この「エグゼクティブディレクター(50才)」が、同局の名物社員「ナスD」こと友寄隆英氏だったとネット上で騒然となった。友寄氏はバラエティー番組「いきなり!黄金伝説。」のディレクターとして名をあげ、2017年から放送された番組「陸海空 地球征服するなんて」でアマゾンの部族を取材した際には取材クルーの一員としてみずから出演。現地で刺青の塗料として用いられる果物の汁を「美容効果がある」と言われ肌に塗ったところ、顔を含む全身が真っ黒になってしまった。
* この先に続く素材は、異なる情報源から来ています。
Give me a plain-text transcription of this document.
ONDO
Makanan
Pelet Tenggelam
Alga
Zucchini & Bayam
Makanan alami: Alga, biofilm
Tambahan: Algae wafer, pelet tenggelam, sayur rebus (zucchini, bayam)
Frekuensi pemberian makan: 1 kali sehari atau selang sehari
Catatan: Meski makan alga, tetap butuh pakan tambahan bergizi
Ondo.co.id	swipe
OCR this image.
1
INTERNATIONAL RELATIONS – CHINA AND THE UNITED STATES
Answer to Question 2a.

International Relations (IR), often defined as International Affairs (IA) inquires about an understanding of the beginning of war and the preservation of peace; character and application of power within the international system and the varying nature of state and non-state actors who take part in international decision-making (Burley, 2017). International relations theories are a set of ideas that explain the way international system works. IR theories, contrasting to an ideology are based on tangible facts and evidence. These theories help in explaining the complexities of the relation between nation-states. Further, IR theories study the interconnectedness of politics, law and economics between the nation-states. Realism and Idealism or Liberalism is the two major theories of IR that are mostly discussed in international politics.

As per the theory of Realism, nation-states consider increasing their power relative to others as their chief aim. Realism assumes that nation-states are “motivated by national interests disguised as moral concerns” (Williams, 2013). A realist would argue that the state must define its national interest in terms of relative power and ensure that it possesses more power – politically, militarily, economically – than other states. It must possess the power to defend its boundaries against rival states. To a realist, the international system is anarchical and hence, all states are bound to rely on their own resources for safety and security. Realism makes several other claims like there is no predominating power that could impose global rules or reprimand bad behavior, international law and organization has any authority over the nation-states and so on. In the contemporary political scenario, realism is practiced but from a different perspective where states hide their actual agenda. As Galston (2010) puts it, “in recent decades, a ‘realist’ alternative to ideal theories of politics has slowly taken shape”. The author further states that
「ナス」のような色のディレクター=Dで「ナスD」と呼ばれるようになり、2020年からは「ナスD大冒険TV」という冠番組を始めるほどの人気を集めていた。
「フジ問題」以降、不祥事の発覚が相次ぐ
同社は当該人物を「ナスD」だとは発表していないものの、担当番組は打ち切られ、ウェブサイトやSNSが軒並み削除された。また、「文春オンライン」は独自入手した社内資料とともに、処分されたのは「ナスD」だと報じた。
今回の処分だけでなく、年明けからのフジテレビ問題以降、テレビ局で不正発覚が続いている。
朝日放送テレビ(大阪)では、取締役が「社内のルールに反して交際費(会食費用)を不適切に使用していた」として、辞任している。朝日新聞によれば、1年弱のあいだに、社内やグループ会社だけの会食に、社外関係者も出席したとして、合計39件・約116万円の交際費を不正に申請・受給していたという。
どちらも、それ自体、処分されてしかるべきである。テレビ業界であろうとなかろうと、不正は許されない。
他方で、テレビっ子として育ち、テレビ局で働いていた私は、業界に清廉さを望むかのような世論には、隔世の感を抱く。テレビ番組も、制作者も、何よりその業界自体、いい加減で、ちゃんとしていなかったから、白い目で見られてきたのではないか。